A paixão da rádio
Cresci ao som da rádio. Das vozes de ouro do Rádio Clube, dos Emissores Associados, da Emissora. Das canções do Tony de Matos, António Mourão, Juan Manuel Serrat. A televisão tinha dois canais, umas horitas por dia, a preto e branco. E só chegou lá a casa no fim da infância.
Foi pela rádio que tivémos notícia dos tempos conturbados na capital. O 25 de Abril, os comunicados do MFA, e depois as escaramuças sem fim. A rádio era, então, o nosso elo de ligação com o mundo. Nunca mais se fizeram noticiários de rádio como os dos anos 70.

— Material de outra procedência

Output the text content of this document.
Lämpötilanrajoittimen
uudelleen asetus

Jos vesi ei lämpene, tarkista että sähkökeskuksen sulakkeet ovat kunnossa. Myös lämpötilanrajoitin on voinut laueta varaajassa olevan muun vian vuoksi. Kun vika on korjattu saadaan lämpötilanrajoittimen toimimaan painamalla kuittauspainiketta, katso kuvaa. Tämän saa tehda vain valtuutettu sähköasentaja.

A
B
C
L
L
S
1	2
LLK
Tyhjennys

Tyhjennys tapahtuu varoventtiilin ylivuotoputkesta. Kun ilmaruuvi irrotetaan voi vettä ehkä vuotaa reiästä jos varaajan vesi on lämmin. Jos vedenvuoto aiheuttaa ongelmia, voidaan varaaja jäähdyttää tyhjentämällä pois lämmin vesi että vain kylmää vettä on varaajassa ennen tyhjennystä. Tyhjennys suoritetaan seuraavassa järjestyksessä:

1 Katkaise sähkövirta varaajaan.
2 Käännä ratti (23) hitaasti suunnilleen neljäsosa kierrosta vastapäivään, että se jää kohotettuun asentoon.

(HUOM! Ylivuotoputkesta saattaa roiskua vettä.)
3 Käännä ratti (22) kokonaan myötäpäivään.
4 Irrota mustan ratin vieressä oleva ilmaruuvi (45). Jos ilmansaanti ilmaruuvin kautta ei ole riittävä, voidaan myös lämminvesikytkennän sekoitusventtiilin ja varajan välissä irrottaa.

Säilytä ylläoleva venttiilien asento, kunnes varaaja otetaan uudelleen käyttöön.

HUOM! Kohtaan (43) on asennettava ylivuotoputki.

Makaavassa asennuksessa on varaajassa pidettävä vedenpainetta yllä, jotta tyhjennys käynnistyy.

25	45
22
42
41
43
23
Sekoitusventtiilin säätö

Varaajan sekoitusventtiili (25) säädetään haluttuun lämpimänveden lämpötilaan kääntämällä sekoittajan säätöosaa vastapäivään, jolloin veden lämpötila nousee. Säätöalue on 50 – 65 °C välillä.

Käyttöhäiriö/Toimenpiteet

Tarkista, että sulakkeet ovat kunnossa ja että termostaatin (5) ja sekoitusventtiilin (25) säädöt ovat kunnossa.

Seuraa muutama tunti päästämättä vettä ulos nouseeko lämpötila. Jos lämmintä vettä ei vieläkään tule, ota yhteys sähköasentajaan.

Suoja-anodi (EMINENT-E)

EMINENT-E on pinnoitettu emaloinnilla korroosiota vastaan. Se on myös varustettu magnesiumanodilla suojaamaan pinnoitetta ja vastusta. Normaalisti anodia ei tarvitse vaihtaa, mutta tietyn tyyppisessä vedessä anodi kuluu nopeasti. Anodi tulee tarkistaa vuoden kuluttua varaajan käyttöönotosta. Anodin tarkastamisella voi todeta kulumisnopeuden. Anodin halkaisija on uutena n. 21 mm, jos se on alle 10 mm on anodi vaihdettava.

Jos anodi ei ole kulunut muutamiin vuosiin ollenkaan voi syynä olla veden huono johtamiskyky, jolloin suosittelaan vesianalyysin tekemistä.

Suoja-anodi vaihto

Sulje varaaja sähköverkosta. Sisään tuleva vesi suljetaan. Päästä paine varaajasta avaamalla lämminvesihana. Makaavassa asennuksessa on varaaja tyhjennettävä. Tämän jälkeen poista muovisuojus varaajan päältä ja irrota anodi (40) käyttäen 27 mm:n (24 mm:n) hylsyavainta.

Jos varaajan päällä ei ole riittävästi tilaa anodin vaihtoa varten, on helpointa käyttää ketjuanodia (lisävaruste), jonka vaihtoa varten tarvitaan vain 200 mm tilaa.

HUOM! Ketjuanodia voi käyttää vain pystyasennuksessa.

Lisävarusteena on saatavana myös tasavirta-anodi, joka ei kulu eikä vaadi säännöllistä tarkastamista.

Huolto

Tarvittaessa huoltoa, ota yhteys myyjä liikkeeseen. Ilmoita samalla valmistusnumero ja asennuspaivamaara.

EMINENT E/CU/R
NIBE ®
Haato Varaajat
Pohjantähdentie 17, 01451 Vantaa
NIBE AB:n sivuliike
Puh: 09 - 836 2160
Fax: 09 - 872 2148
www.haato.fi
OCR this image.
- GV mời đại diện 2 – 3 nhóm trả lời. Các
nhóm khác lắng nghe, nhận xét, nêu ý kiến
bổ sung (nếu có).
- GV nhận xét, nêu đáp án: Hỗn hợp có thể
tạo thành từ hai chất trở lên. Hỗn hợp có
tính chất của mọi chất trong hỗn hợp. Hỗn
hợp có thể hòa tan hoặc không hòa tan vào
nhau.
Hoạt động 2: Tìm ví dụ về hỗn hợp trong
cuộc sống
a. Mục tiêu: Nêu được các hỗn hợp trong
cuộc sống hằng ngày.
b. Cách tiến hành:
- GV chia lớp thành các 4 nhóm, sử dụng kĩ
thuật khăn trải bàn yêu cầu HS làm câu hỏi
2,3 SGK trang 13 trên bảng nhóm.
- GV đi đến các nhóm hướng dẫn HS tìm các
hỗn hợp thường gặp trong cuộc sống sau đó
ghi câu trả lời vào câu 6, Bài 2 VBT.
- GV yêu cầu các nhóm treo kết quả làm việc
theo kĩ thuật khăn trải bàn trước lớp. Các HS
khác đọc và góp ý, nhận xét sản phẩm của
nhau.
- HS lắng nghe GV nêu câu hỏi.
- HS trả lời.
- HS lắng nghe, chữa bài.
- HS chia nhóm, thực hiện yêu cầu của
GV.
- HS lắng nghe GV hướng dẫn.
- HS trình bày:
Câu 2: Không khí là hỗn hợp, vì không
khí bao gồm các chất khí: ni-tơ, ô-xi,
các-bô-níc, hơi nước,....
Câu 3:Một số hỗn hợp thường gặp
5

Foi pela rádio que, depois, comecei a gostar de música. Havia lá gira-discos numa casa rural de uma família remediada… A primeira colecção de música que tive foi uma caixa de sapatos com cassetes gravados na rádio. Dos tempos inesquecíveis do Programa 4, FM Estéreo (!!). De programas como o Dois Pontos, nas suas várias versões, um imenso gira-discos, numa altura em que, na província ainda nem discos havia.
E depois vieram os programas que marcaram. Rádio a sério. O Café Concerto, o Homem no Tempo, os programas do Paulo Coelho.
Foi ainda a rádio que me deu o primeiro salário regular. Não tinha grande jeito para aquilo. Não tinha voz, pensava eu na altura. Percebi, depois, que a principal dificuldade nem era essa. Era não ser parente de gente conhecida, não ter cartão de partido. Enfim, coisas que o tempo não resolveu.
Hoje não há rádio. Há ilhas de rádio, aqui e ali. As playlists, a televisão e a desorientação geral do país mataram a rádio. Hoje, quando compro um carro, um dos principais factores de escolha é a qualidade do leitor de CD.
Por isso, a rádio é, para mim, mais nostalgia que outra coisa. Tenho saudades do sinal horário da Antena 1, como tenho dos spots da TSF com as vozes da Flor Pedroso e do Fernando Alves.
Por isso, mas não só, passo frequentemente pelo Retorta. E comovo-me com as imagens dos alinhamentos de programas passados. Com a paixão pela Íntima Fracção, que partilha com a Janela Indiscreta.